Detto questo, torno brevissimamente, e concludo, alla Fondazione che presiedo: è una piccola struttura che non ha grandi mezzi, anzi, quelli economici ci mancano proprio, ma in quasi vent’anni di lavoro è riuscita ugualmente a svolgere tutto un insieme di attività nei differenti settori di interesse del patrimonio culturale ebraico, tale da consentirle oggi di mettere a disposizione l’ampia esperienza maturata ed anche di esercitare un ruolo di motore propulsivo e di supporto nelle attività che riguardano i beni culturali, anche se svolte da parte di soggetti terzi che ne abbiano titolarità o possesso.

L’impegno della Fondazione può quindi svilupparsi ora in tre direzioni:
1. il supporto ad altri enti che debbono tutelare e recuperare i propri beni culturali e/o attivarne la promozione;
2. la cura dei rapporti con Amministrazioni pubbliche e private nella sensibilizzazione delle stesse, sia nei confronti dell’interesse scientifico per la materia, sia in relazione ai problemi della ricerca fondi;
3. infine (ma non da ultimo) lo svolgimento diretto di progetti da gestire in proprio.

Il problema di oggi, come è stato evidenziato, è quello di finanziare il proseguimento dei lavori in Venosa, tanto nella bellissima “Incompiuta”, quanto nel sito delle catacombe, dove la natura del terreno fa temere il verificarsi di nuove frane e la conseguente perdita di altre parti dei cunicoli sepolcrali con gli importanti reperti in essi contenuti.
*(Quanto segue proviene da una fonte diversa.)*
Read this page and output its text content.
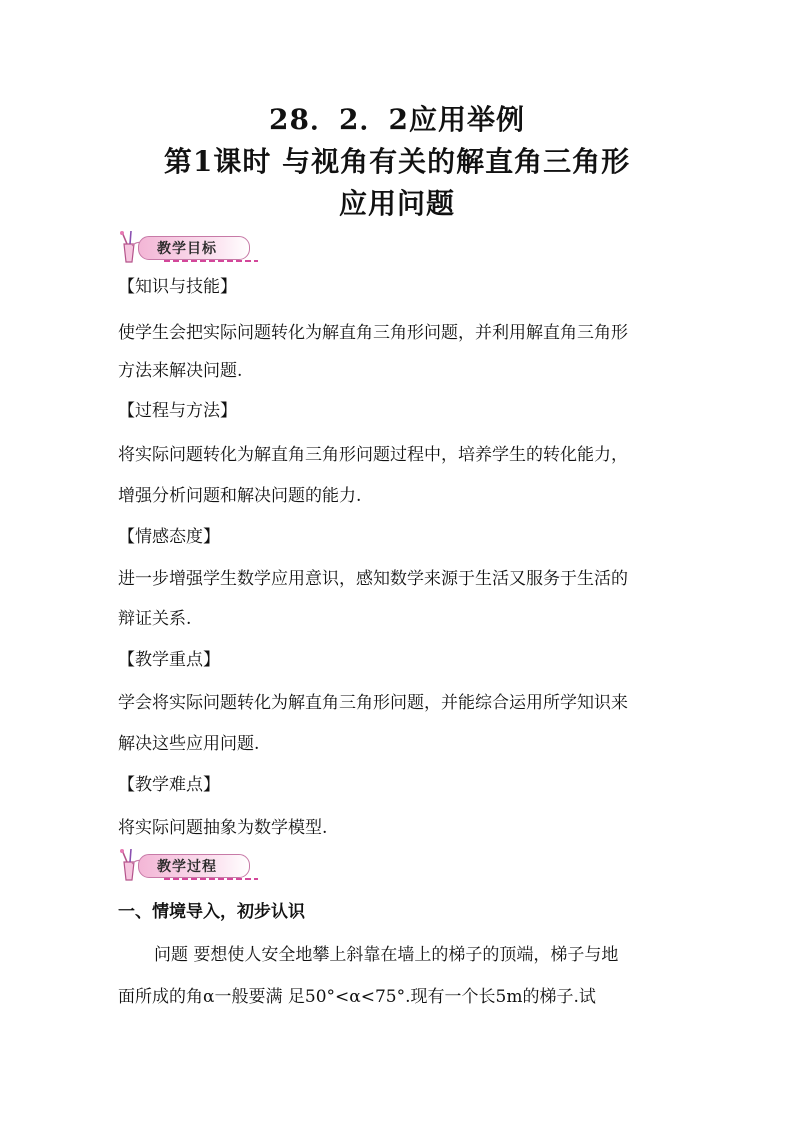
28．2．2应用举例
第1课时 与视角有关的解直角三角形
应用问题
教学目标
【知识与技能】
使学生会把实际问题转化为解直角三角形问题，并利用解直角三角形
方法来解决问题.
【过程与方法】
将实际问题转化为解直角三角形问题过程中，培养学生的转化能力，
增强分析问题和解决问题的能力.
【情感态度】
进一步增强学生数学应用意识，感知数学来源于生活又服务于生活的
辩证关系.
【教学重点】
学会将实际问题转化为解直角三角形问题，并能综合运用所学知识来
解决这些应用问题.
【教学难点】
将实际问题抽象为数学模型.
教学过程
一、情境导入，初步认识
问题 要想使人安全地攀上斜靠在墙上的梯子的顶端，梯子与地
面所成的角α一般要满 足50°<α<75°.现有一个长5m的梯子.试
La presenza qui dei rappresentanti del Governo e dei competenti Organi ministeriali, insieme a quella degli esponenti degli enti locali, ai loro più alti livelli, fa sperare che si possano rapidamente instaurare le più efficaci sinergie ed in particolare quelle necessarie per ottenere il finanziamento dei lavori ancora da eseguire sulla base dei progetti che già sono a disposizione.

Sono grato fin d’ora a tutte la Autorità per quanto, meritoriamente, vorranno fare, sapendo peraltro di poter poi contare sulla garanzia di competenza, affidabilità ed efficienza che i Dirigenti dei Beni Culturali hanno così ben dimostrato di saper dare. Noi della Fondazione saremo sempre al vostro fianco.